CHICAGO (Reuters) - Illinois' unpaid bill backlog has hit a record high of $14.3 billion as the legislature nears a May 31 budget deadline, the state comptroller's office said on Wednesday.
The bill pile jumped from $13.3 billion after the governor's budget office this week reported more than $1 billion in liabilities held at state agencies, the comptroller said.
Illinois is limping toward the June 30 end of its second straight fiscal year without a complete budget due to an impasse between Republican Governor Bruce Rauner and Democrats who control the legislature.

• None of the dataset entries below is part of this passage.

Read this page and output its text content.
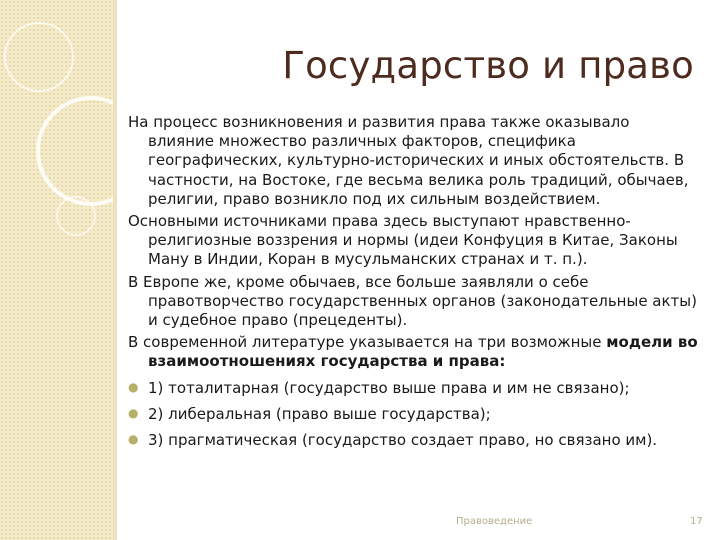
Государство и право

На процесс возникновения и развития права также оказывало влияние множество различных факторов, специфика географических, культурно-исторических и иных обстоятельств. В частности, на Востоке, где весьма велика роль традиций, обычаев, религии, право возникло под их сильным воздействием.

Основными источниками права здесь выступают нравственно-религиозные воззрения и нормы (идеи Конфуция в Китае, Законы Ману в Индии, Коран в мусульманских странах и т. п.).

В Европе же, кроме обычаев, все больше заявляли о себе правотворчество государственных органов (законодательные акты) и судебное право (прецеденты).

В современной литературе указывается на три возможные модели во взаимоотношениях государства и права:

● 1) тоталитарная (государство выше права и им не связано);
● 2) либеральная (право выше государства);
● 3) прагматическая (государство создает право, но связано им).
Правоведение	17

"It's clear the Rauner Administration has been holding bills at state agencies in an attempt to mask some of the damage caused by the governor's failure to fulfill his constitutional duty and present a balanced budget," Comptroller Susana Mendoza, a Democrat, said in a statement, adding that the governor's office was keeping lawmakers in the dark about the true size of the backlog.
A spokeswoman for Rauner had no immediate response.
Illinois' reliance on continuing appropriations, court-ordered spending and partial budgets has caused the unpaid bill backlog to balloon from $9.1 billion at the end of fiscal 2016. Mendoza told a Senate committee last week that late payment penalties owed to vendors total about $800 million.
Lawmakers, who have not agreed on a fiscal 2018 spending plan, face a May 31 deadline to pass budget bills with simple-majority votes.